Read the comments section of any blog post -- here or on any other site. Typically, what happens is some (most) commenters disagree with what the author is saying -- and Let. It. Be. Known. And there are others who agree. Then, an argument breaks out between the people who agree and the people who don't within the section. And it's usually not a very cordial discourse. It's name calling. It's ad hominem. It's lots of CAPS and exclamation points!!!

Maybe it's because we've lost patience as a society; because we don't have enough time. I mean, it isn't as easy to have an "intelligent, respectful argument" online as it is face-to-face. One would have to keep going back and checking the thread, waiting for a response, etc. Who has time for that when there's Facebooking to be done?

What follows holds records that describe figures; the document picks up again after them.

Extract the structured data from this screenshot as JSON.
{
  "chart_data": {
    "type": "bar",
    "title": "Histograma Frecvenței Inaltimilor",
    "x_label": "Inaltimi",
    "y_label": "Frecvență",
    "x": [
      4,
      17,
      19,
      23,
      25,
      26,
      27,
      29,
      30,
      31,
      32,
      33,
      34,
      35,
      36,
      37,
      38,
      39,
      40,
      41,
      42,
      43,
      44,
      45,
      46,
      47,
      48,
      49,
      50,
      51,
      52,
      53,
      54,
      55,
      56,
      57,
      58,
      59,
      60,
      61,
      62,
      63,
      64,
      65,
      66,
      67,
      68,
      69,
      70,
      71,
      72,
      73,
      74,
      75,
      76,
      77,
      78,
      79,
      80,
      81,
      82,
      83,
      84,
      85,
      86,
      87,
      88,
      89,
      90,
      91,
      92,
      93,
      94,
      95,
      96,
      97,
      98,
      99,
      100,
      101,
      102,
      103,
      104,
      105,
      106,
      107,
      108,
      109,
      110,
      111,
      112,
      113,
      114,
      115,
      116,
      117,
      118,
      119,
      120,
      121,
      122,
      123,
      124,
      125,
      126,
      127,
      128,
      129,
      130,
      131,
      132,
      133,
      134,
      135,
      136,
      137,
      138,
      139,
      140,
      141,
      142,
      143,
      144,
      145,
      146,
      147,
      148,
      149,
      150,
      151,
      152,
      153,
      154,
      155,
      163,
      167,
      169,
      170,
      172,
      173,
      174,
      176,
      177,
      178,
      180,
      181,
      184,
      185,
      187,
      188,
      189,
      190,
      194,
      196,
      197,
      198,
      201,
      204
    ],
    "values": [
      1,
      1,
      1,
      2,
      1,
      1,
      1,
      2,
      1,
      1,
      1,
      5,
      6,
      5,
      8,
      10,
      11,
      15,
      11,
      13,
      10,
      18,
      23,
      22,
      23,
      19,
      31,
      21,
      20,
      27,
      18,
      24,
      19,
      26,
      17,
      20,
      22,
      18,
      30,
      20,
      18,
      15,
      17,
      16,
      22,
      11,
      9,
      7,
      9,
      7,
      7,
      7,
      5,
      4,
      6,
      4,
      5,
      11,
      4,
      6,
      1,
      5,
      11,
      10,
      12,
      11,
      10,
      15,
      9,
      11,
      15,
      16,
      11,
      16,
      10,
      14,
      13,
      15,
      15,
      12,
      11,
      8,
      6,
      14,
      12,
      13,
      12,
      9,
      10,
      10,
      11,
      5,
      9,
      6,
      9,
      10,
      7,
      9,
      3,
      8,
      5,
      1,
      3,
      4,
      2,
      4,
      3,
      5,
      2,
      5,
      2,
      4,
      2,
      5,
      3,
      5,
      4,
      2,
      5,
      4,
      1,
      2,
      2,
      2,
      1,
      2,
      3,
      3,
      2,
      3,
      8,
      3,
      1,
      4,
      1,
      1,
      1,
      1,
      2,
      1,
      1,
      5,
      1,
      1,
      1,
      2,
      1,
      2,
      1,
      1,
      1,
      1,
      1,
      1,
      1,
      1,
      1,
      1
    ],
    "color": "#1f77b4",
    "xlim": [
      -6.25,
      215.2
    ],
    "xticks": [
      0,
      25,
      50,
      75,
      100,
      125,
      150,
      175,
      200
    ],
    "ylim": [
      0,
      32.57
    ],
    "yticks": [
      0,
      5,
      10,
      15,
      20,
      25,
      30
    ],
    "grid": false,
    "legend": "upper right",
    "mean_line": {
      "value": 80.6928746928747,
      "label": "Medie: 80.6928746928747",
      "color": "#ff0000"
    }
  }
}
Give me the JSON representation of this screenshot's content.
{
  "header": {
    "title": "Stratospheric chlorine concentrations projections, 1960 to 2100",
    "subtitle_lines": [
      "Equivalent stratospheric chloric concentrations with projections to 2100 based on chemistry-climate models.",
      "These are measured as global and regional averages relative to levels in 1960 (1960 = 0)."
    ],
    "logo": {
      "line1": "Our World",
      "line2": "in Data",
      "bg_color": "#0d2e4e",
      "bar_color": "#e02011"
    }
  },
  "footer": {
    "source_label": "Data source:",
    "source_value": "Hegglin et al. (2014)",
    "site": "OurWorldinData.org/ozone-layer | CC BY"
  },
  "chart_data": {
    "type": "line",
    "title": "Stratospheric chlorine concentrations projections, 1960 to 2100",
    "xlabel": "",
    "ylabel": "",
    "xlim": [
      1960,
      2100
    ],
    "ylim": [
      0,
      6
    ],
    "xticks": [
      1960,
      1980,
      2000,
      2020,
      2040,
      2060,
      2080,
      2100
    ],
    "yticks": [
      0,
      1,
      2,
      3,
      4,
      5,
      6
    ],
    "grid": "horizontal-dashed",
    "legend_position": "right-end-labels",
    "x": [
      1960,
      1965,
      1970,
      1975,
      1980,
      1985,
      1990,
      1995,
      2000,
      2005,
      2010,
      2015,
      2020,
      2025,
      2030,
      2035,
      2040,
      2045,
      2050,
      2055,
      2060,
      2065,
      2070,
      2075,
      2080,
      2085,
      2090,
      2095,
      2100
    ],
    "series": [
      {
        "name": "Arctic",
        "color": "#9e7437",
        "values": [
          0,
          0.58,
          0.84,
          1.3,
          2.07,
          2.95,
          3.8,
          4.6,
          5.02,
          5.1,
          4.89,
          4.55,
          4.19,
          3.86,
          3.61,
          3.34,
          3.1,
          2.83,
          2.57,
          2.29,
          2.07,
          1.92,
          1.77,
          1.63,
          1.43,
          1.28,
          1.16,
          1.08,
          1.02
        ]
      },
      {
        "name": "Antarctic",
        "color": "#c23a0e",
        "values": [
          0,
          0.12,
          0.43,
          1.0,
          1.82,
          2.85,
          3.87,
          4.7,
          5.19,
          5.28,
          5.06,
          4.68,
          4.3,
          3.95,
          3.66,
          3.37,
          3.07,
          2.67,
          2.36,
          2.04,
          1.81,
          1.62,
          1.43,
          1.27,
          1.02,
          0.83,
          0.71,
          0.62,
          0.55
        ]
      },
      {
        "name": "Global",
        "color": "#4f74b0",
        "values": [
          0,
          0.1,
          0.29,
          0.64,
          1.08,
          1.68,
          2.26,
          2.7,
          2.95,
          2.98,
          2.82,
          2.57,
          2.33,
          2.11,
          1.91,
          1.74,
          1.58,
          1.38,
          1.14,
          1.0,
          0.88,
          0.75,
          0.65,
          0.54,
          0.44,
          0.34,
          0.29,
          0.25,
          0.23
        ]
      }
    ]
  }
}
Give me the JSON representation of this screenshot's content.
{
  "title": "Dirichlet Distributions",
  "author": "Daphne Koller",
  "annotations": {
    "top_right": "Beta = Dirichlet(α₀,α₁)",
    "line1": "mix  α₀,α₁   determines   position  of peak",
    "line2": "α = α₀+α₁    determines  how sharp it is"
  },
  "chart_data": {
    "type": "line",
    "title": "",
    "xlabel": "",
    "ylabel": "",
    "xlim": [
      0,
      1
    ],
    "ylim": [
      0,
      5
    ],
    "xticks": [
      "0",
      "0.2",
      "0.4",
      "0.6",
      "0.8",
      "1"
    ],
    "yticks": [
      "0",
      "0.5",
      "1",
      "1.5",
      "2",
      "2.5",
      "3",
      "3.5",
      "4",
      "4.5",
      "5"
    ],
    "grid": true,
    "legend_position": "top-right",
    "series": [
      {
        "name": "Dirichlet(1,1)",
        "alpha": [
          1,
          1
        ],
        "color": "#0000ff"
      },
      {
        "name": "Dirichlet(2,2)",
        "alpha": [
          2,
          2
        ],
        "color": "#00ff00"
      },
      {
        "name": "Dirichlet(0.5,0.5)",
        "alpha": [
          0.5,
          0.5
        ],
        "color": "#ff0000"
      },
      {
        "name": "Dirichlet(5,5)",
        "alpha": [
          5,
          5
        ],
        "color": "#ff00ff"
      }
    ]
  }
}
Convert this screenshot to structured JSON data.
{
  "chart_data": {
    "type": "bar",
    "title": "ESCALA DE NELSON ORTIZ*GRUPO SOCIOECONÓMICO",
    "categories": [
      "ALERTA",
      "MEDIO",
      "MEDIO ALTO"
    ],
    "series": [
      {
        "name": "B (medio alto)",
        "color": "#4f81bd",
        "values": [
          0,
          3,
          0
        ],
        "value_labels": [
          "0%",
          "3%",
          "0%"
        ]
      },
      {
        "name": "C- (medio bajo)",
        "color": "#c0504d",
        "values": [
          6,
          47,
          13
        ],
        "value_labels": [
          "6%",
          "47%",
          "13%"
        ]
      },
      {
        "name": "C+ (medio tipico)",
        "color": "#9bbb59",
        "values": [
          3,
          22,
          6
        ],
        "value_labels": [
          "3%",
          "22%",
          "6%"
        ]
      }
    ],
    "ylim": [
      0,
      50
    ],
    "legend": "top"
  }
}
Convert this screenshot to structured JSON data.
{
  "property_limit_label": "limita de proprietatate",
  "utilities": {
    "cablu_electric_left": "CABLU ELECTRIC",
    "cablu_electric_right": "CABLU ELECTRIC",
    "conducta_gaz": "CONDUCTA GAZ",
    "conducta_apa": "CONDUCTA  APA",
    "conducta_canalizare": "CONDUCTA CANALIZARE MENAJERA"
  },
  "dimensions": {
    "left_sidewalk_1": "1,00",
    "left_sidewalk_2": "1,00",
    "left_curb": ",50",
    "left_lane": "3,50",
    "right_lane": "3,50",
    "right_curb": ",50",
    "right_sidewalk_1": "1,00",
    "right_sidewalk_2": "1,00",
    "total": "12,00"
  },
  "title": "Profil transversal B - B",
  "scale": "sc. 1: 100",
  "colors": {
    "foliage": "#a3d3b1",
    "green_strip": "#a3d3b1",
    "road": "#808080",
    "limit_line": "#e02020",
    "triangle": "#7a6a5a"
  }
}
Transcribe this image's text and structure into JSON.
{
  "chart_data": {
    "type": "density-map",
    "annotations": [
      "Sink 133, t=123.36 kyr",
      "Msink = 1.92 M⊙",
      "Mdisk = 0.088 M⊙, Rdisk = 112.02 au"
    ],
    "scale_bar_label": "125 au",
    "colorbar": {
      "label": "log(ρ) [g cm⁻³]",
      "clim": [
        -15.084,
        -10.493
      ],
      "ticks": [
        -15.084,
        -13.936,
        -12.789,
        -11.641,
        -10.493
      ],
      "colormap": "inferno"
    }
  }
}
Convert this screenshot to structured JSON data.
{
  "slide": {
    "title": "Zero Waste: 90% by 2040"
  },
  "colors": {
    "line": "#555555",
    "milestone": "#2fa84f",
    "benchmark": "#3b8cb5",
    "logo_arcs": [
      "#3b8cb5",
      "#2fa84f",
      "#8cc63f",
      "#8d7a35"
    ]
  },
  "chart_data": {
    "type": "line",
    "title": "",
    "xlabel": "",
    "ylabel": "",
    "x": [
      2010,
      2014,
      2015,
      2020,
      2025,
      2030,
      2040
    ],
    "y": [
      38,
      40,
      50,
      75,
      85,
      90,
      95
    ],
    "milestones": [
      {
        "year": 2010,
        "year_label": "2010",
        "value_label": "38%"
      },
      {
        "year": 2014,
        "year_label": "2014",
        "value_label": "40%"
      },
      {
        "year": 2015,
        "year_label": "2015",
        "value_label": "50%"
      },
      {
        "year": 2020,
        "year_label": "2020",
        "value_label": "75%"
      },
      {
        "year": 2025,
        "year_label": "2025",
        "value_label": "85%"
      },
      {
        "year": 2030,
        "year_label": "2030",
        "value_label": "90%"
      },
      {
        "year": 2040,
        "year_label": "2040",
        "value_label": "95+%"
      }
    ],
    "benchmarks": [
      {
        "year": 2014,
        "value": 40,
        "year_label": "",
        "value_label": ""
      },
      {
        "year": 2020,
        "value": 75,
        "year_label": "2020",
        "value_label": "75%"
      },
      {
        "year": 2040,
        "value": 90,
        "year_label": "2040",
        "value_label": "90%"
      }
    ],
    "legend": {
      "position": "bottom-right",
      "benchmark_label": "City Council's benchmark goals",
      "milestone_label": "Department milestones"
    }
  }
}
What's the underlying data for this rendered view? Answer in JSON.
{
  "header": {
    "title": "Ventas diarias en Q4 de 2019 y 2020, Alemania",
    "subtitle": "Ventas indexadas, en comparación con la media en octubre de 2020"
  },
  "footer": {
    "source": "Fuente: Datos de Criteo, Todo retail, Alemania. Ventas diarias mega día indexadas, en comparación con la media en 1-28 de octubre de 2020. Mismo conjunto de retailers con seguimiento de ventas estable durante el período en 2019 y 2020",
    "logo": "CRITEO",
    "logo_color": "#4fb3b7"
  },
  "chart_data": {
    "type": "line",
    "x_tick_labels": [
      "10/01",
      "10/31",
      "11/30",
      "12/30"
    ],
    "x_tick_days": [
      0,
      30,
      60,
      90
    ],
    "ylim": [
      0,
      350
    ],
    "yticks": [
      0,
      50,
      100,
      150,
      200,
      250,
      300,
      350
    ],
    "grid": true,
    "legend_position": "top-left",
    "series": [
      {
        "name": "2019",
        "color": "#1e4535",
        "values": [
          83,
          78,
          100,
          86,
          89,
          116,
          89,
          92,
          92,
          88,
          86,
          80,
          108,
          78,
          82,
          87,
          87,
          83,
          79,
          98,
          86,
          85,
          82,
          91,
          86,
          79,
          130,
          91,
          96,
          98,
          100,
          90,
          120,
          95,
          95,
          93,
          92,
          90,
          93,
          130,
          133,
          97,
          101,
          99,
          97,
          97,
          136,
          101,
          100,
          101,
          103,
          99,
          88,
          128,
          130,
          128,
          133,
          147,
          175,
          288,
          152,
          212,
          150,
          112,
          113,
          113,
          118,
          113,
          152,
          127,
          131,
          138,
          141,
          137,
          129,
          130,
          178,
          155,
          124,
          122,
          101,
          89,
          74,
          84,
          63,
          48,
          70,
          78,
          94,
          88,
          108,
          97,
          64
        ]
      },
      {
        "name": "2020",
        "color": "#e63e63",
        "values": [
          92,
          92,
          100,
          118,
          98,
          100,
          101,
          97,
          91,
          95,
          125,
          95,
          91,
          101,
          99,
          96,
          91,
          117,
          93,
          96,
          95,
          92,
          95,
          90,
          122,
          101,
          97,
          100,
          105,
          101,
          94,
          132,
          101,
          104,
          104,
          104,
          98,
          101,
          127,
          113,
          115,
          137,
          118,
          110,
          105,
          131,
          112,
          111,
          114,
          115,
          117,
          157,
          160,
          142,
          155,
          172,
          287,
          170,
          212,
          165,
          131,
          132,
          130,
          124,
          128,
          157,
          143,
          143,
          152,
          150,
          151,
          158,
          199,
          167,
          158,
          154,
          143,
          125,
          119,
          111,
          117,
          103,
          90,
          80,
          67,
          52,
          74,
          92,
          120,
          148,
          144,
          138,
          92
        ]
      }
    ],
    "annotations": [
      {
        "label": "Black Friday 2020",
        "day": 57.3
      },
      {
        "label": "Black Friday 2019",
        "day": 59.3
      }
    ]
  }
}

And speaking of Facebook, the social media of all social medias -- ever notice how all the people we're "friends" with on the site are fairly similar to us? They may not share in every single moral, value, and political view, but they're rarely extremely different. And if they are, and we don't like it, we can just unfriend them.

I sort of think things have gotten out of control. I think what started out as something extremely freeing -- being able to tell someone they're a complete moron without "getting caught" -- has morphed into something bigger. It's the fake it 'til you make it mentality. I now believe the things I've said, and you believe the things you've said. And never the twain shall meet. Our knee-jerk reactions are simply to disagree. It's actually really depressing.

So. Is there anything we can do? Any way we can bridge the gap? Possibly. But it might take spending time away from our computers and actually connecting with people in person so we can hear what they have to say in more than a few sentences. And, honestly, who has time for that? So, I guess let's just hope that within Facebook's next big change, Zuckerberg rolls out an "It's alright" button.

Do you feel like the Internet has made you more "black and white"?